I was always there when you needed me. I don’t regret it ,if I was to do it all over again I will do exactly what I did. The only thing that sucks is that you were never there when I needed you.. Am not saying that you were never there but most of the time you were no where to be found.
As much as I thought we will always have a strong friendship that did seem to happen. It all started with you,going M.I.A and staying for like six month with out a word. It suck because I always considered you as my best friend and I thought you did to,so I thought.
You had a girlfriend and I was okay with that ,but that also meant that there was going to be distance between us. I understand that you have someone else who takes a priority in your life ,I get that but in order for a friendship to continue you need to have so form of communication.

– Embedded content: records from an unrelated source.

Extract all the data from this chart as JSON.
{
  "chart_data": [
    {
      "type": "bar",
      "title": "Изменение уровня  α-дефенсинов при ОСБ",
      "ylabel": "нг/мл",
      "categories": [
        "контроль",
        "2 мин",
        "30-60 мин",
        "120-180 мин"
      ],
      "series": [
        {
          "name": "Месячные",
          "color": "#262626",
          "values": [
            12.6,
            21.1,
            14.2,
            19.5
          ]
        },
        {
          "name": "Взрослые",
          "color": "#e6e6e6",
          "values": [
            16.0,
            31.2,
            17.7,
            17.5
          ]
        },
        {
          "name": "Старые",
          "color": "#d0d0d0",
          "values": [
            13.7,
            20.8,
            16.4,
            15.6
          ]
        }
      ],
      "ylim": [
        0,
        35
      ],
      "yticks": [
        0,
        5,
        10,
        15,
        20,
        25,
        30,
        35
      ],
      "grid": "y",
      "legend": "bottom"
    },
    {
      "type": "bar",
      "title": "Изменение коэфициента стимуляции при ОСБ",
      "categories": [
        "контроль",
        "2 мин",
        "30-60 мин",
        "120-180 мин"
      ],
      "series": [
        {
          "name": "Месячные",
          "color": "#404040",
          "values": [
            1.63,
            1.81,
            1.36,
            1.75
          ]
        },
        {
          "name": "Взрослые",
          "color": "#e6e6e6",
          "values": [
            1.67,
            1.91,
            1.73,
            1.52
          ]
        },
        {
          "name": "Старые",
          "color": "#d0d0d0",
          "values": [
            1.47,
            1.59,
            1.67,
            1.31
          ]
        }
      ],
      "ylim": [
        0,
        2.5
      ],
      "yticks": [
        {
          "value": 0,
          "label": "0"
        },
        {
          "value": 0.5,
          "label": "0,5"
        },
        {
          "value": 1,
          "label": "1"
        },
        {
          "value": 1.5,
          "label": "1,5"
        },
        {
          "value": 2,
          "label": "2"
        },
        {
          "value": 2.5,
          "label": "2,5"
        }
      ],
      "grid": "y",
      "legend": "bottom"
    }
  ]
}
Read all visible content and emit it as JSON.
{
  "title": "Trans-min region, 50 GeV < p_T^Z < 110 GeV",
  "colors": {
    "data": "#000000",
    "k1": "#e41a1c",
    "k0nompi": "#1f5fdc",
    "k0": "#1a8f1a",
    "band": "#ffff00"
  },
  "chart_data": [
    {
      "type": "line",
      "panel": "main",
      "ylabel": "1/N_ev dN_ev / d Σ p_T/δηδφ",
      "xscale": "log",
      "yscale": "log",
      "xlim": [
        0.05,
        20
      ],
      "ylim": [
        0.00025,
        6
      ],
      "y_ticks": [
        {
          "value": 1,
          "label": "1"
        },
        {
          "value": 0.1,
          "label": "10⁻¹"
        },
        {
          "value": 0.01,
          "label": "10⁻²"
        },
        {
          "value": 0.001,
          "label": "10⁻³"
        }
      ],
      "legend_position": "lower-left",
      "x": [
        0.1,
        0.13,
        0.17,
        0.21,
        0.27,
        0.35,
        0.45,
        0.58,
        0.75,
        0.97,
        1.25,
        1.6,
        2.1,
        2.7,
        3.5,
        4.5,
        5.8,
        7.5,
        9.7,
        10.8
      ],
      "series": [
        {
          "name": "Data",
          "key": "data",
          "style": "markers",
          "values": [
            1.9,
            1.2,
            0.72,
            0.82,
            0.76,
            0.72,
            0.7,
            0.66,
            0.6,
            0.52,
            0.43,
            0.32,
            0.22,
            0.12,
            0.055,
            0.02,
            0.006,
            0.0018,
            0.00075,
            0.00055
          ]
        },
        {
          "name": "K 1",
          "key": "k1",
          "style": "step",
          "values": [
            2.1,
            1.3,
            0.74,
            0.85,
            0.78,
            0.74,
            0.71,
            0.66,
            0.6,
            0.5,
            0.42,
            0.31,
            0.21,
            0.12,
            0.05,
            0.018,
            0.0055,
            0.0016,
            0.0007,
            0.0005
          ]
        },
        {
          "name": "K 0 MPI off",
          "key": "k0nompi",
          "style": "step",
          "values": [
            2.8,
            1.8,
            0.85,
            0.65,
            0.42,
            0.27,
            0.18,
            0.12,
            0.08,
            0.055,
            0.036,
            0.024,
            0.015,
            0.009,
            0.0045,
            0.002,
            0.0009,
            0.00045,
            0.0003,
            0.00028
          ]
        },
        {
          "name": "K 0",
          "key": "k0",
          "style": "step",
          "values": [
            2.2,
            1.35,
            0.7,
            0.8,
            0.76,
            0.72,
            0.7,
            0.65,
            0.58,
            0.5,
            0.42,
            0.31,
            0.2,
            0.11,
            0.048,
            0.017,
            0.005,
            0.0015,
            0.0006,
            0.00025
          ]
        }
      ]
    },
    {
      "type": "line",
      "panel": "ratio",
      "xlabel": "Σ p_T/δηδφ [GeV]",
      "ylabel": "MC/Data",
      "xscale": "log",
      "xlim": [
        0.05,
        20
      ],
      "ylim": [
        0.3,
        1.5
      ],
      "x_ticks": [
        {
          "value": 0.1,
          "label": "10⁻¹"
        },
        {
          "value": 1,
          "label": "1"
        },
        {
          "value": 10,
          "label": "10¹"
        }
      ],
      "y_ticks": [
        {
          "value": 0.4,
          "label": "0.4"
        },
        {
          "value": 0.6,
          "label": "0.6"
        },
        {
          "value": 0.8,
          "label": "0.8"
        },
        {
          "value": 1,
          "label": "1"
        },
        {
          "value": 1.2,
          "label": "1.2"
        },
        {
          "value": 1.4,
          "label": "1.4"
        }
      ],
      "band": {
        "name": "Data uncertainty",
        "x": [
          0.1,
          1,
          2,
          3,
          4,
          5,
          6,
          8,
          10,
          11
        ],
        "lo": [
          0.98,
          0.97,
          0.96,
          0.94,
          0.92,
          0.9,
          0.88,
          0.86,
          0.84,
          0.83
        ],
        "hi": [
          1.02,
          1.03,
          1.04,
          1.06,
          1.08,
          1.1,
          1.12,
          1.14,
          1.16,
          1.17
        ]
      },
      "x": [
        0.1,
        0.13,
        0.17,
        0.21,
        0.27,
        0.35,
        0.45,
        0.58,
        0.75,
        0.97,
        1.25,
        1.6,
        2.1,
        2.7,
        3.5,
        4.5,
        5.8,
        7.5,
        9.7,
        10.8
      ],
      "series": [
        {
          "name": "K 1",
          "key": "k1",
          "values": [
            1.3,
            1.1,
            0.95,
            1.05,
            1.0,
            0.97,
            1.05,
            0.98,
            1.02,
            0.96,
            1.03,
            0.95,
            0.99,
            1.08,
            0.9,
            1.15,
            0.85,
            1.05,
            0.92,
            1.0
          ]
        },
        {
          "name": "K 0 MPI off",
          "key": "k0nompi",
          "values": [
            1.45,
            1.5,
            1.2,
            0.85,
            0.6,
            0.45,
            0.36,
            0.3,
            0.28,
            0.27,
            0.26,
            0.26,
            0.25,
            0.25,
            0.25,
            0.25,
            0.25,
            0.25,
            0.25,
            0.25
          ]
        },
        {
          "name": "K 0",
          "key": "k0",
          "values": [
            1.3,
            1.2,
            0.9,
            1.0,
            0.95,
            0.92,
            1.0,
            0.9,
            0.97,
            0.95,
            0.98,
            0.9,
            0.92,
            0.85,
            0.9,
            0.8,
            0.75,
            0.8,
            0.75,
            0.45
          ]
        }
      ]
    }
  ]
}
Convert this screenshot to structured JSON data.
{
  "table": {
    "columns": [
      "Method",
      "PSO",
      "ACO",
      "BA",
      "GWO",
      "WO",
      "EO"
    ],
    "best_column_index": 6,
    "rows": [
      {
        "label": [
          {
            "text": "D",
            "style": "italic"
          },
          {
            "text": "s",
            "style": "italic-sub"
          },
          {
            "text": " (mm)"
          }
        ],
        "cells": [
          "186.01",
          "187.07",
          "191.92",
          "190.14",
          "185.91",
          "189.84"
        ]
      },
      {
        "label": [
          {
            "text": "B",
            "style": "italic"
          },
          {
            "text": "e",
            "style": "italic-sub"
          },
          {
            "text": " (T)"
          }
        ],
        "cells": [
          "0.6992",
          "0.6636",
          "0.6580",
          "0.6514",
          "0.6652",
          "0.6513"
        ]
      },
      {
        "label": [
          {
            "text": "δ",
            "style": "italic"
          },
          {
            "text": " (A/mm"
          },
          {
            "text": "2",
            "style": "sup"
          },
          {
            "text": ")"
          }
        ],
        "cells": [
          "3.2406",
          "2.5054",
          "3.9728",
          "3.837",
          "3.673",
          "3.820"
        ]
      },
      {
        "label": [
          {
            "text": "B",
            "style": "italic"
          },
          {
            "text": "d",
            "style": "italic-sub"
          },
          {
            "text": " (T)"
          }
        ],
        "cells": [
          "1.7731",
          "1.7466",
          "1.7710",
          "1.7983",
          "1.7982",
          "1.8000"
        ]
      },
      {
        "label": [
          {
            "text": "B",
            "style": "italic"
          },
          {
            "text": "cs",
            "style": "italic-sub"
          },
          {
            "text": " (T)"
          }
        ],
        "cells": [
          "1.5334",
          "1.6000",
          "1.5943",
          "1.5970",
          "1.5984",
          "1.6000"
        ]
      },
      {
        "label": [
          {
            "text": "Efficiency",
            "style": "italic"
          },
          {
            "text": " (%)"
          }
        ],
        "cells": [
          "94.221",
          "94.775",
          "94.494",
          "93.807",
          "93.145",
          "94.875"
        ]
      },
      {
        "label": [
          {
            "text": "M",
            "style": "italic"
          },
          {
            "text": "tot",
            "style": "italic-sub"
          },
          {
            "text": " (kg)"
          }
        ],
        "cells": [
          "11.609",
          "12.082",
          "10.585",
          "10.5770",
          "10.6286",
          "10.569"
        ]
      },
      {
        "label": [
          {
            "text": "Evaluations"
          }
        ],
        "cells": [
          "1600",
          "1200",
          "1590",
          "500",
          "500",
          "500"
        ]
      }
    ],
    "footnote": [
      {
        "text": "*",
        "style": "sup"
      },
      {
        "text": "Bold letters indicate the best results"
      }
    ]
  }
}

We never,let me correct that you never check up on me,like ever. I always do even when am pissed at you I always do check up,but I gess to you it’s to hell with it.
Am I wrong to ask that you give a shit about me when your life is great and not only think of me when you guys break up. I want you to fight for our friendship because you want to and not when you feel like I can replace the gap your girlfriend left. Don’t make promises that you can’t keep.
Right now am not anywhere near people you would appreciate having in your life. I don’t want it to bother me but it does. Even though I wouldn’t appreciate having you in my life it still sucks .
Am not gonna lie and say that I love you as a friend because I don’t, I don’t hate you either,I do care about you though. In short friendships keeps changing and right now you just a friend that used to be close.
If I was give a chance to get things back to how they used to be I wouldn’t. Having a crappy Best friend like you makes me appreciate the best friend I have right now. A friendship is 50–50 or a partnership,not a 70–10 partnership an the rest 20%is I don’t give a shit.
Am happy you found someone who is always there for you because that gave me a chance to be able to appreciate and finally have a friend who understands me more than you ever did.